Review by Nolan P. Smith-Pastrami Nation
Release Date: August 28th, 2012
Record Label: Shady Records/Aftermath/Interscope
Genre: Hip Hop/Rap
Parental Advisory-Strong Lyrical Content
This past week saw the release of one of the most anticipated albums in recent memory: Slaughterhouse’s Welcome To: Our House. The rap super-group composed of Crooked I, Joe Budden, Joell Ortiz and Royce Da 5’9 signed to Shady/Aftermath after impressing with their collective greatness: this album marks their first full length album on Eminem’s label. The hype surrounding the project, including the delays that pushed the album back from an early to late summer release has been growing by the minute. So, has rap’s new fantastic four served an album that wins over critics, or are their styles just too different to mesh for a full album?
The Good: When dissecting the 16-track major label debut, I should note that I am reviewing the deluxe edition, which includes four bonus tracks that are all worth the extra money. So, what’s good about this outing? Just about everything. From the second track on the album, the Alex Da Kid produced “Our House” which features Marshall Mathers himself; you get the feeling that you are in for a touch of greatness. With Eminem’s opening bars, “I want to be the best who ever did it/ I don’t know it that goal’s feasible or it isn’t/ but if it is, then God if you’re listening/ please grant me the strength to crush all competition”, that pretty much sums up the vibe of the album. This is the time for Budden, Ortiz, Royce and Crooked I to shine, to show and prove, and they do so with ease.
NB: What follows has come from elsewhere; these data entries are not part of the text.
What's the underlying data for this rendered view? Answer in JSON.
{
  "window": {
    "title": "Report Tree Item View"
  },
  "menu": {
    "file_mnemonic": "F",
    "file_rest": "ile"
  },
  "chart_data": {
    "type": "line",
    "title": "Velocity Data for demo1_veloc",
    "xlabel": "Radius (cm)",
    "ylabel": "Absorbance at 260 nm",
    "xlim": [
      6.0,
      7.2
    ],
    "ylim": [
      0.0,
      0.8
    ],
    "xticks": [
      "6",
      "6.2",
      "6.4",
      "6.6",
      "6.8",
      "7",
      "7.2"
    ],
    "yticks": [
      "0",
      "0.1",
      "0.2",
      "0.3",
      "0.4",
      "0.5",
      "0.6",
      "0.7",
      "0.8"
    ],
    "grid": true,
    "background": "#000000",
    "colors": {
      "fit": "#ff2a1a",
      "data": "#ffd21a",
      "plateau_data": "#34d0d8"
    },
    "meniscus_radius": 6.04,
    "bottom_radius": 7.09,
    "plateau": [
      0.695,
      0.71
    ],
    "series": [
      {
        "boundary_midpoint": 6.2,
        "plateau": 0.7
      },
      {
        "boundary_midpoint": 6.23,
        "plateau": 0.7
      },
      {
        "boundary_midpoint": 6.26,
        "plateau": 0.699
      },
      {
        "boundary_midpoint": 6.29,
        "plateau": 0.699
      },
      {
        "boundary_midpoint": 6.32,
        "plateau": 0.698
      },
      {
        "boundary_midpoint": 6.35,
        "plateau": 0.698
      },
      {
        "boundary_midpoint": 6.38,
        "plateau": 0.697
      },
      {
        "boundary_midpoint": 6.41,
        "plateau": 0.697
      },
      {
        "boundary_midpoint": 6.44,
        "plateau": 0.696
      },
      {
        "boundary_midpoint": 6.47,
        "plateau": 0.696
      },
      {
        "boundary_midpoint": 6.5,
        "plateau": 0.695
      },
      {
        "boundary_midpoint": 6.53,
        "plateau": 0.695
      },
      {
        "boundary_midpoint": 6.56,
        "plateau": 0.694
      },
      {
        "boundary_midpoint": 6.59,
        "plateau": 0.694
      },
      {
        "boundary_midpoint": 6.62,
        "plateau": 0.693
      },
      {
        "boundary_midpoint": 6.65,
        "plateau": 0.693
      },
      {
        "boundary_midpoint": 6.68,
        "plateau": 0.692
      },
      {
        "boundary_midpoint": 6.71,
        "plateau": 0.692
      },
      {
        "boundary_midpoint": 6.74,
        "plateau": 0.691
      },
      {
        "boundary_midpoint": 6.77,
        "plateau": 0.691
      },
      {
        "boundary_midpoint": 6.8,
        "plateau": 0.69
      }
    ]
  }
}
There are some more mainstream sounding songs; like the Cee Lo Green hooked “My Life” and the Korn infused “Hammer Dance”, but even these shine in their own right. Yet, when you think of what are the best tracks here, then I would include the aforementioned, brooding “Our House”, the melodic “Part It Sideways”, and a deluxe edition only track, “Asylum”. Best track, for me, goes to “Goodbye”, which is a somber revisit to the hardest moments in the group’s lives. From losing unborn twins to losing a role model uncle and a supportive grandmother, the emotions literally drip out of the speakers, showing that this group has more substance to them than most of the rappers in the game today.
The Bad: I wouldn’t really say there are bad tracks here, but there are some that are nowhere near as strong as the rest of the album. Like “Coffin”, which features Busta Rhymes but misses the mark. “Flip a Bird” has some great, fast paced wordplay from the Slaughterhouse roster, but the voice on the hook and randomly thrown in the song really detracts from what otherwise is a strong track. The Swizz Beatz featured “Throw it Away” should have, well, been thrown away. That’s it; those are the only weak points to a juggernaut of an album.
The Verdict: Despite a few missteps, this Shady Records debut is one of the strongest albums I have heard all year. The rap game has changed in recent years, as I am sure many have noticed. The hardcore lyricists like those that brought the rap genre to prominence in the 90’s are hard to find these days, and pretty much MIA on the radio. All the emcees from Slaughterhouse have went out on their own and shown that they are the real deal. Combined, they show they are a literal force of nature, with no intentions to back down to the radio friendly rap game we see today. Slaughterhouse has a lot to be proud of here: because they just slaughtered all their critics and showed how a real rap album comes together. Highly Recommended, I give Slaughterhouse- Welcome To: Our House a FIVE out of FIVE.